A terceirização do amor (parte 2, final)

Resumindo o que foi dito antes: me parece bom para a criança que seus pais compartilhem sua educação com outros adultos responsáveis e capazes de oferecer boas referências e ótimos exemplos. Melhor ainda se esses “outros adultos” forem capazes de amar essa criança. Mas quando os pais admitem sua inaptidão para a maternidade e para a paternidade assumindo que não querem perder tempo com “pessoas em desenvolvimento” (que precisam aprender a comer, a se limpar, a ler, etc.) a melhor escolha é terceirizar a educação dos filhos, entregá-los a terceiros relativamente competentes para tanto.

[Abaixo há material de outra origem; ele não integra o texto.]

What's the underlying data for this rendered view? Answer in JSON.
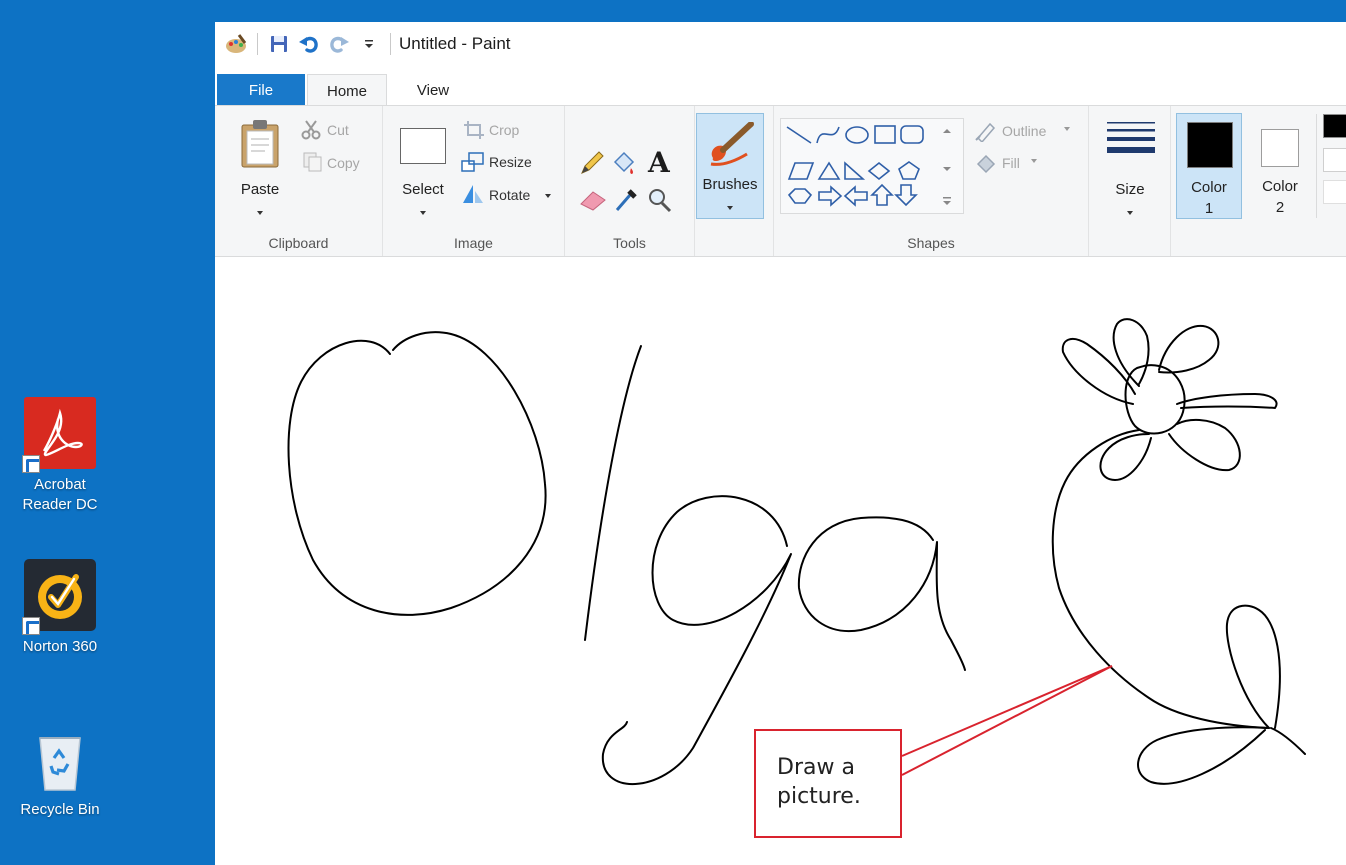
{
  "desktop": {
    "icons": [
      {
        "label": "Acrobat Reader DC",
        "line1": "Acrobat",
        "line2": "Reader DC"
      },
      {
        "label": "Norton 360"
      },
      {
        "label": "Recycle Bin"
      }
    ]
  },
  "window": {
    "title": "Untitled - Paint"
  },
  "tabs": {
    "file": "File",
    "home": "Home",
    "view": "View"
  },
  "ribbon": {
    "clipboard": {
      "paste": "Paste",
      "cut": "Cut",
      "copy": "Copy",
      "group_label": "Clipboard"
    },
    "image": {
      "select": "Select",
      "crop": "Crop",
      "resize": "Resize",
      "rotate": "Rotate",
      "group_label": "Image"
    },
    "tools": {
      "group_label": "Tools"
    },
    "brushes": {
      "label": "Brushes"
    },
    "shapes": {
      "outline": "Outline",
      "fill": "Fill",
      "group_label": "Shapes"
    },
    "size": {
      "label": "Size"
    },
    "color1": {
      "label": "Color",
      "num": "1",
      "value": "#000000"
    },
    "color2": {
      "label": "Color",
      "num": "2",
      "value": "#ffffff"
    }
  },
  "callout": {
    "line1": "Draw a",
    "line2": "picture."
  },
  "colors": {
    "desktop": "#0d72c4",
    "file_tab": "#1979ca",
    "ribbon_bg": "#f5f6f7",
    "selected": "#cce4f7",
    "callout_border": "#d9232e",
    "ink": "#000000"
  }
}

Juro que não acho o cúmulo da irresponsabilidade esses “pais” que não conseguem se interessar pela infância de seus filhos. Acho que não preciso relembrar que faz menos de cem anos que as crianças viraram gente, antes disso eram consideradas na melhor das hipóteses um “projeto de gente” que podia ou não vingar. E para aumentar as chances desses “projetos” resultarem em adultos educados é que, justamente, foram criados, por exemplo, os colégios internos, para onde era enviada a filharada de modo que seus pais pudessem afastar as preocupações cotidianas que uma criança por perto inevitavelmente carreia. Ainda há colégios internos na Suíça e mesmo no Brasil, porém, já não gozam da mesma aceitação entre os ricos porque acabam evidenciando que os pais querem se ver livres e longes de seus filhos.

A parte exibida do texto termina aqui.